The Claremont Review of Books has always been more tolerant of the Trump phenomena than the deep thinkers at the National Review. This was particularly evident last week at Claremont’s “Recovering American Conservatism” panel.
Where Trump is concerned any discussion among chin-pullers must first establish where he fits on the political spectrum. For leftists this consists of determining what kind of oven-building, totalitarian dictator Trump is and how soon the roundups will begin.
For conservatives the soothsayers try to pin down what variety of conservative Trump is or if he’s a conservative at all.
Charles Kesler, Claremont’s editor, has a reassuring observation for those on the right who are still wary. He contends Trump must be “some kind” of conservative “because the left has poured vitriol on him they don’t use on moderates.”
For me, though, a more pressing question is: Are Republicans conservatives? Christopher Caldwell, senior editor of the Weekly Standard, observed, “Over the past few years conservatism has grown really distinct from the GOP.” Which, when you consider what Paul Ryan considers a “conservative” Obamacare replacement bill, is putting it mildly.
While Mark Bauerlein, senior editor of First Things, views Trump as a “liberation of conservatism” that “violated some profound taboos that are thoroughly entrenched.”
And that was before the Billy Bush tape.
Even Trump supporters don’t find it easy to categorize the president. Kessler explains, “(Trump) has not shown much interest in turning himself into an ‘ism.’” Which doesn’t matter to Kessler because he believes Republicans have been stalemated.
They’ve kept the light on for Ronald Reagan, who isn’t coming back, instead of articulating a coherent philosophy of government and acting on that philosophy in Congress. That’s why in the Senate GOP curator Mitch McConnell avoids a direct confrontation with Democrats. He doesn’t have any confidence that what he promises on the campaign trail will work in actual practice and it shows.
Whatever Trump’s variety of conservatism — Kessler leans toward positioning Trump “along Coolidge lines” — our new president has the potential for continued electoral success by returning to former Republican policies followed during the ’20s.
Those policies include high protective tariffs, immigration tied to assimilation, tax cuts for infrastructure and the defense of American interests.
Personally, I’m not sure tariffs are the answer to the country’s competitive problems. I still remember what it was like to buy a car in the ’60s before Japanese and German competition forced Detroit to put a priority on quality instead of chrome. Protected industries have a tendency to become parasitic industries.
It’s Kessler’s belief those policies will allow conservatives/Republicans “to connect with millions of middle class voters previously ill-disposed to us.”

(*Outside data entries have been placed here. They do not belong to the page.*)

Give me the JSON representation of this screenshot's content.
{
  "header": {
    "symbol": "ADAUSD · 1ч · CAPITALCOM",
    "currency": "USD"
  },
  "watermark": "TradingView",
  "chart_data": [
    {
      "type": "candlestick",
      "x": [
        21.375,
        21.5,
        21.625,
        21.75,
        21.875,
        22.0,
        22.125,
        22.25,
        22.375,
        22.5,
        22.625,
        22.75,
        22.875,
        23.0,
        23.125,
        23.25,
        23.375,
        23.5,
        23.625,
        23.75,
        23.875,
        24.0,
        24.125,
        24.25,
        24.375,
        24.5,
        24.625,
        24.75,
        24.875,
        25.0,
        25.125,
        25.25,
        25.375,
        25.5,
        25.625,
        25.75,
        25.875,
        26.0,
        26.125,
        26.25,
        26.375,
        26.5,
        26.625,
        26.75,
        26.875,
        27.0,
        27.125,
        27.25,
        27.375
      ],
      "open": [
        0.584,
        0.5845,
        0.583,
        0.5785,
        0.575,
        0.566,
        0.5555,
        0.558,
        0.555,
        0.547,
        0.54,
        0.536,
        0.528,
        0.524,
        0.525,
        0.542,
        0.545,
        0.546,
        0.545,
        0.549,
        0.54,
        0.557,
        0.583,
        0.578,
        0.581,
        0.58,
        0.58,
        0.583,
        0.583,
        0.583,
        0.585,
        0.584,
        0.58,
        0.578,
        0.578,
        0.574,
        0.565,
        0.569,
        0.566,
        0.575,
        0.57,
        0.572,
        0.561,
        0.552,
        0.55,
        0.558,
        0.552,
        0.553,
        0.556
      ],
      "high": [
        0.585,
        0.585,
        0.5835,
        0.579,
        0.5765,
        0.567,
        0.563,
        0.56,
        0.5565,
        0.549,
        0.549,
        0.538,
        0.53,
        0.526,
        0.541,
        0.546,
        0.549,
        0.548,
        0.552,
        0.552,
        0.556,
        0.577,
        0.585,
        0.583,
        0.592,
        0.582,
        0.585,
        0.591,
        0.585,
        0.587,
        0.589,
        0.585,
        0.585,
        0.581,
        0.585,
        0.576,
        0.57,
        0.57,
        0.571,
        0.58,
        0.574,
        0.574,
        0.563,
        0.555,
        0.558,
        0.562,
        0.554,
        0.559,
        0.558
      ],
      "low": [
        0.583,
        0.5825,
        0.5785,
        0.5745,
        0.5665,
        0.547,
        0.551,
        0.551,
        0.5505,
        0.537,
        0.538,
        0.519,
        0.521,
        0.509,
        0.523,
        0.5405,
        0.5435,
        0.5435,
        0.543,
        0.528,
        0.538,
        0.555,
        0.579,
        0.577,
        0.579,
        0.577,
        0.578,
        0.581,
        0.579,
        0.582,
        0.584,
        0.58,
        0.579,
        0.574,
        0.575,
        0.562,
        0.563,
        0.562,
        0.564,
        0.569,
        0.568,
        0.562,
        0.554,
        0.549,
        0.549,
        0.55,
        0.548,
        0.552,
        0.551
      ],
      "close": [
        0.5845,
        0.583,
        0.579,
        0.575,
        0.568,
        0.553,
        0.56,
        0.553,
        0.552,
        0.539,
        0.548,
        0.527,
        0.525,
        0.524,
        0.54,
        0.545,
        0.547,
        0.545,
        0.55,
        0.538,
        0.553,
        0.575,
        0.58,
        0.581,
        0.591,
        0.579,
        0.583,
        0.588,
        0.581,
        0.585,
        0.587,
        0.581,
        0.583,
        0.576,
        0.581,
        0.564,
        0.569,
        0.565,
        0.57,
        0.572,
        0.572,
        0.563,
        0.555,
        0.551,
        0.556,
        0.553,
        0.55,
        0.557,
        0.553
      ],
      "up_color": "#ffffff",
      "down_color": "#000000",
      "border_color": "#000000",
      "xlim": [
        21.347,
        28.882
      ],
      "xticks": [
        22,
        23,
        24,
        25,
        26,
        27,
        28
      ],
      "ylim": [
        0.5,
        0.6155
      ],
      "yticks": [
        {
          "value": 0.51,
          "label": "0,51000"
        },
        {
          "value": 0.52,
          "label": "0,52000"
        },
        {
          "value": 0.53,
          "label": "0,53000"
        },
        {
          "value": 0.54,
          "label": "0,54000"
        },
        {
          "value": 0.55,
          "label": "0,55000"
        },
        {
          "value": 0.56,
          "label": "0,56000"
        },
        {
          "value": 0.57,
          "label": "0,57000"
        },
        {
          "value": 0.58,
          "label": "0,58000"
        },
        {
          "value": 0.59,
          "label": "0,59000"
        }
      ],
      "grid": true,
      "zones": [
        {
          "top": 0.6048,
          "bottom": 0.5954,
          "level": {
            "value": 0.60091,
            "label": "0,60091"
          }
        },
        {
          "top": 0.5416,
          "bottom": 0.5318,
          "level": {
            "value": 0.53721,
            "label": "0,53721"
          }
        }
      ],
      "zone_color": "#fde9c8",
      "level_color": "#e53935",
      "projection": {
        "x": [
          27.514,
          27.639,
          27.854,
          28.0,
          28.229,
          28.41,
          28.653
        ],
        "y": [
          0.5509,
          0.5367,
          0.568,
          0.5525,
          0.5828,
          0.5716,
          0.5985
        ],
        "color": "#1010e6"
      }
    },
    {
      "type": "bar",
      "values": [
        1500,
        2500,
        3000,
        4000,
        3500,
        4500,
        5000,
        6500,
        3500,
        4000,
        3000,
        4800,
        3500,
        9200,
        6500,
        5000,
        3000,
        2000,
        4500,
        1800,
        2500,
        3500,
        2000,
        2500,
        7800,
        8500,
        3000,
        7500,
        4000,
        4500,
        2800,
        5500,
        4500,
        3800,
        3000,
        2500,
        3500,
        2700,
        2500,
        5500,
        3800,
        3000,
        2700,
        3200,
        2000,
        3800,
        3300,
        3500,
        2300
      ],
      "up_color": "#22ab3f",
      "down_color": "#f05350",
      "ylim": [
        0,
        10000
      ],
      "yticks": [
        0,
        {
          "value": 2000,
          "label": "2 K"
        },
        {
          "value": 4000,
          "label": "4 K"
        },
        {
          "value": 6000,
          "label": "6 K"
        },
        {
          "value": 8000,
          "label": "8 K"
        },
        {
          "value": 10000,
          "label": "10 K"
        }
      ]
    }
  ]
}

Before America can move back into Nirvana, there’s that pesky definition problem. The left can’t make up its mind and the right isn’t willing to take “yes” for an answer. At an earlier event Kesler pointed out the left has two contradictory avenues of attack on Trump. On one hand “he’s a buffoon, a clown, an over-active third grader off his Ritalin, who is by temperament and experience unfit to be president.” Or on the other “he’s a monster, racist and tyrant in waiting.”
Kesler’s wry judgment is “the two arguments are, however, in some tension.”

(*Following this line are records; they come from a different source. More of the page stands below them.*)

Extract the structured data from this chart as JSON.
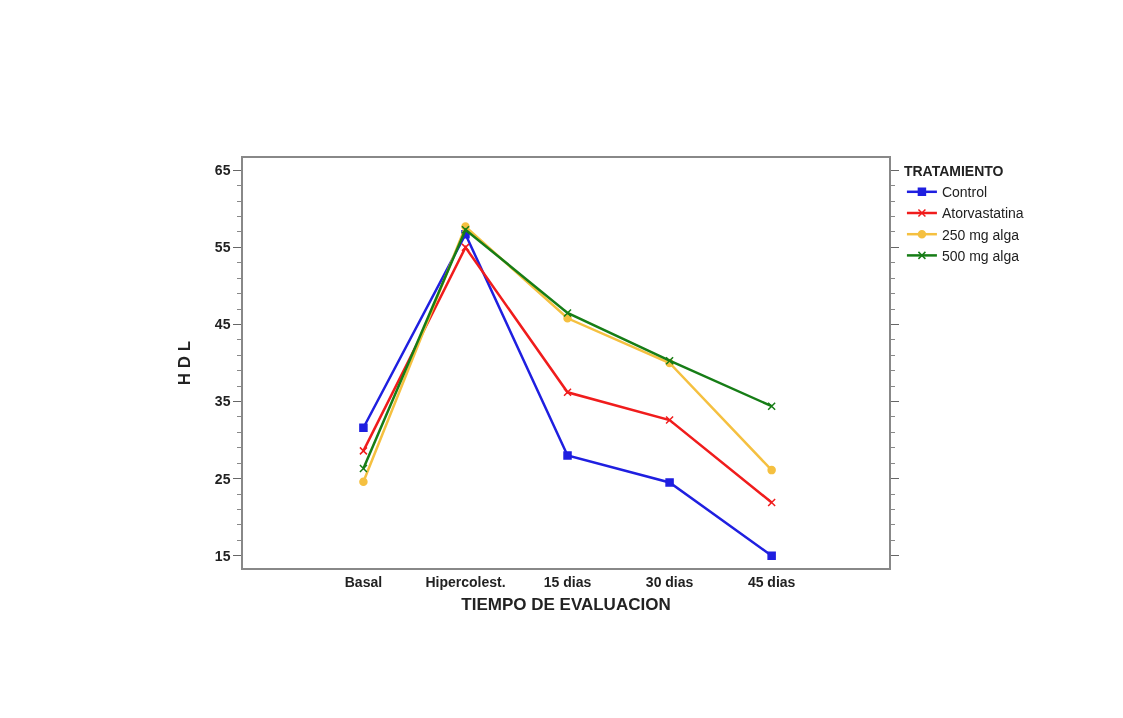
{
  "chart_data": {
    "type": "line",
    "xlabel": "TIEMPO DE EVALUACION",
    "ylabel": "H D L",
    "legend_title": "TRATAMIENTO",
    "categories": [
      "Basal",
      "Hipercolest.",
      "15 dias",
      "30 dias",
      "45 dias"
    ],
    "series": [
      {
        "name": "Control",
        "color": "#1f1fe0",
        "marker": "square",
        "values": [
          31.6,
          56.7,
          28.0,
          24.5,
          15.0
        ]
      },
      {
        "name": "Atorvastatina",
        "color": "#f01c1c",
        "marker": "cross",
        "values": [
          28.6,
          55.0,
          36.2,
          32.6,
          21.9
        ]
      },
      {
        "name": "250 mg alga",
        "color": "#f5c040",
        "marker": "circle",
        "values": [
          24.6,
          57.7,
          45.8,
          40.0,
          26.1
        ]
      },
      {
        "name": "500 mg alga",
        "color": "#167d16",
        "marker": "cross",
        "values": [
          26.3,
          57.3,
          46.5,
          40.3,
          34.4
        ]
      }
    ],
    "ylim": [
      13.4,
      66.6
    ],
    "yticks": [
      15,
      25,
      35,
      45,
      55,
      65
    ],
    "legend": "top right",
    "line_style": "solid"
  }
}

What no one foresaw was the chance the left would settle on the tyrant definition and establishment Republicans would embrace the clown characterization. Leaving Trump adrift, attacked on one side and heckled on the other, with only voters as his base of support.
One thing Kesler believes is that populism, as academics use the term, is not the best description of Trump’s philosophy. “Instead of ‘America First,’ it seems to be ‘Americans First.’ What he’s talking about is actually thinking of Americans as the sovereign masters of their own country who must be consulted ... and not the subjects of government benevolence.”
This is an important distinction to Kesler. “Consent of governed is part of constitutional democracy. It’s not necessarily populism.” If Trump is consistent there is the real possibility conservatism could be “liberated from the ideological debates that have grown stale over many decades and lead it back into a directly and positively American form of conservatism.”
Aside from Democrats who hate him and Republicans who loathe him, Trump faces systemic obstacles that may leave his American conservatism stillborn unless he puts forth a heroic long-term effort.
Here Kesler and the panel are not optimistic. First is the politically correct left with “zero tolerance” for him. The administrative state that’s declared war on him. And finally, a culture with 40 percent out-of-wedlock births producing federal spending that is labeled “insouciantly uncontrollable and the people ability to govern themselves seems to be in long-term decline.”